久住女中本舗

kuzumi.exblog.jp
ブログトップ
2009年 01月 30日

なんてことない日々之雑記vol.171

道玄斎です、こんばんは。
今日も一日しとしとぴっちゃんで、少し気が滅入りますねぇ。


■『英国メイドの世界』

というわけで、購入しました『英国メイドの世界』。
正直、送料込みで3000円程度とは信じられない価格です。この同人誌が参照している和書・洋書・ビデオ……そうしたものの価格だけでもきっと、数十万円はするわけで、そうした本からのエッセンスが凝縮されているのですから、30000円くらい出しても良いくらいのものに仕上がっていました。

先ず、その分厚さ。
570ページオーバーで、紙自体も上質なもの。
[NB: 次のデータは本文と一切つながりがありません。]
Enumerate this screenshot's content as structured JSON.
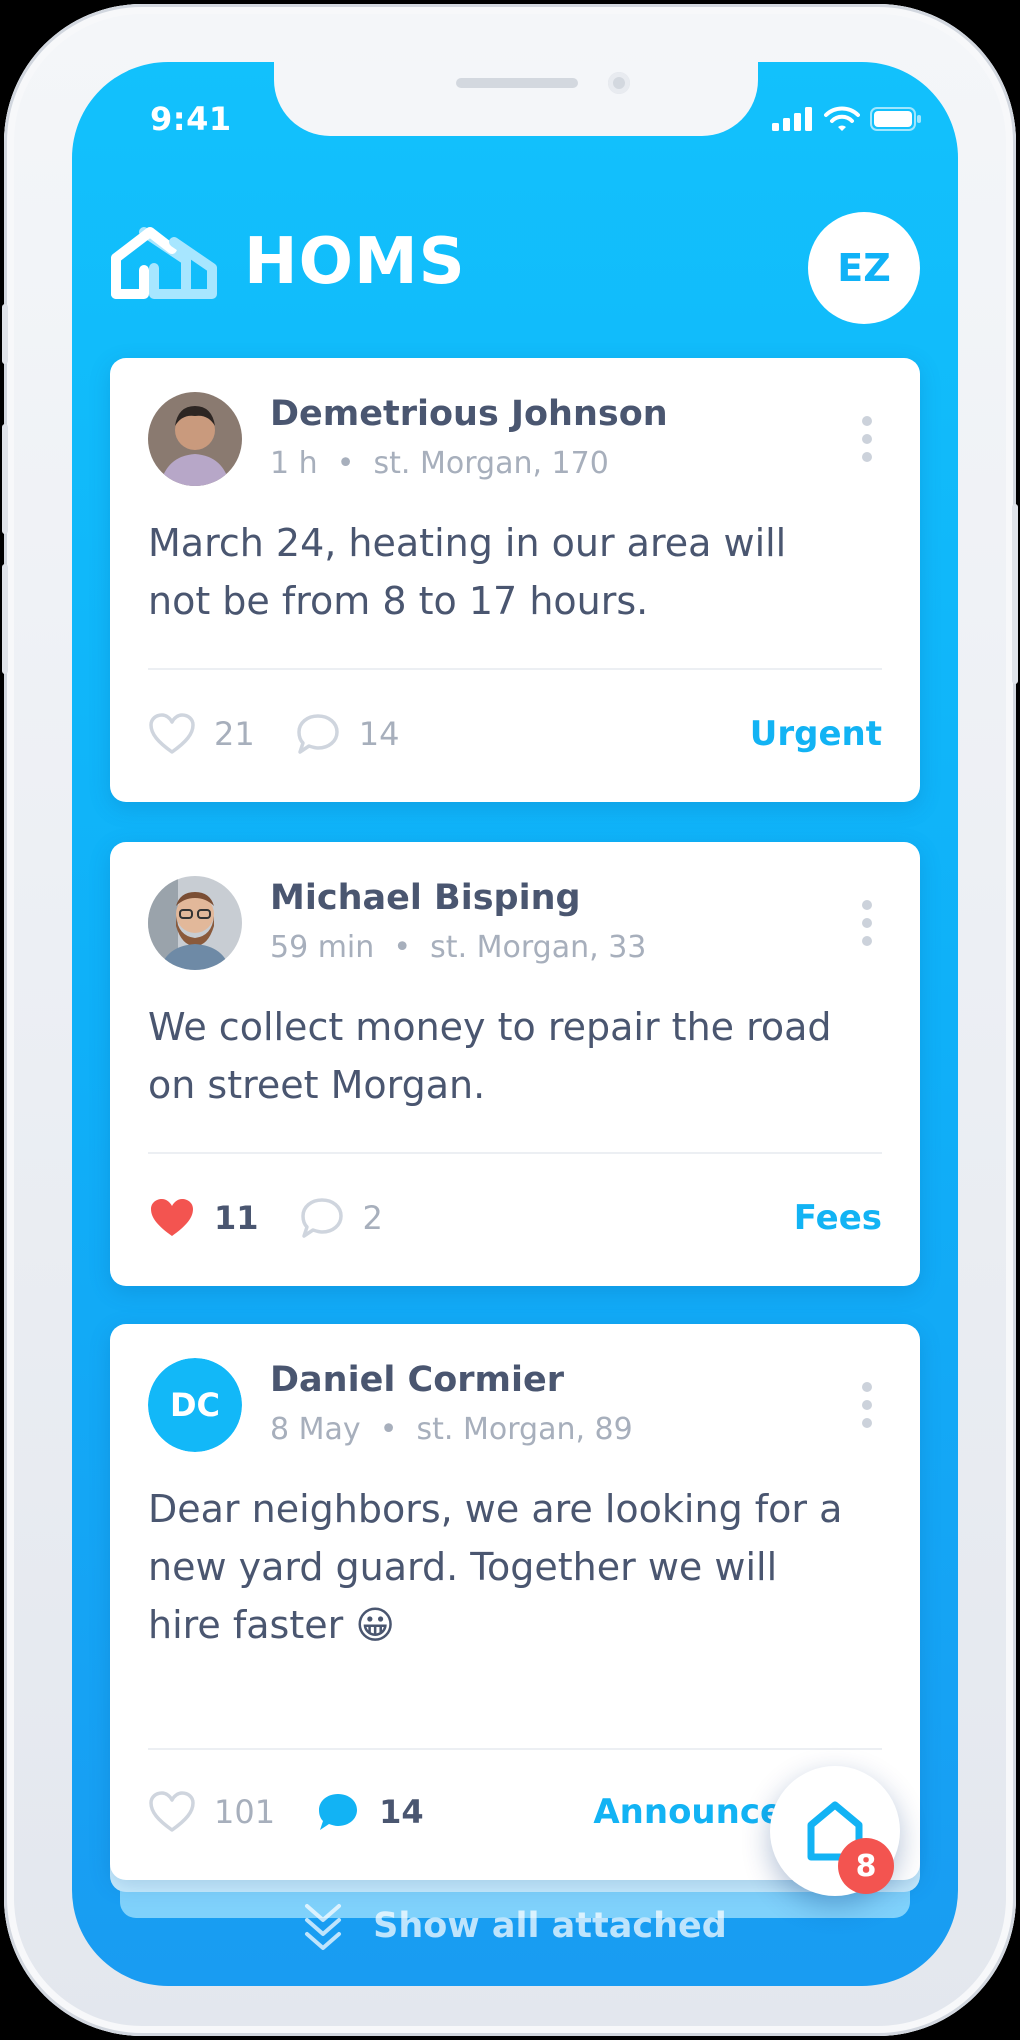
{
  "status_bar": {
    "time": "9:41"
  },
  "header": {
    "app_name": "HOMS",
    "user_initials": "EZ"
  },
  "posts": [
    {
      "author": "Demetrious Johnson",
      "time": "1 h",
      "address": "st. Morgan, 170",
      "text": "March 24, heating in our area will\nnot be from 8 to 17 hours.",
      "likes": "21",
      "comments": "14",
      "category": "Urgent",
      "liked": false,
      "commented": false
    },
    {
      "author": "Michael Bisping",
      "time": "59 min",
      "address": "st. Morgan, 33",
      "text": "We collect money to repair the road\non street Morgan.",
      "likes": "11",
      "comments": "2",
      "category": "Fees",
      "liked": true,
      "commented": false
    },
    {
      "author": "Daniel Cormier",
      "initials": "DC",
      "time": "8 May",
      "address": "st. Morgan, 89",
      "text": "Dear neighbors, we are looking for a\nnew yard guard. Together we will\nhire faster 😀",
      "likes": "101",
      "comments": "14",
      "category": "Announcement",
      "liked": false,
      "commented": true
    }
  ],
  "fab": {
    "badge": "8"
  },
  "show_all": {
    "label": "Show all attached"
  },
  "colors": {
    "accent": "#12b3f4",
    "like_active": "#f35450",
    "text_dark": "#4a5670",
    "text_muted": "#a7afbc"
  },
  "icons": {
    "logo": "house-logo-icon",
    "more": "more-vertical-icon",
    "like": "heart-icon",
    "comment": "comment-bubble-icon",
    "fab": "home-icon",
    "show_all": "double-chevron-down-icon"
  }
}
決してザラ紙の類ではありません。
まぁ、所謂同人誌的な本の紙って言えば分かるよね。

で、何より言いたいのは、これが「同人誌」である、という事。
同人誌といって侮る勿れ。これはもはや、研究書とか、学術書とかそういう域に達している書物です。単純な「メイド萌え」とは全然違い、本当にヴィクトリア朝を中心としたメイド、そして使用人の文化を纏めた集大成となっています。
本当にこれは襟を正して読むべき書物でしょう。

兎に角、膨大な資料を駆使して纏められた大著でして、私が手の届かなかった洋書からの引用も多く、素晴らしい本になっています。こういうもはや「学術」レベルの本が同人誌として売られている、というのは或る意味で物凄く刺激を受けますね。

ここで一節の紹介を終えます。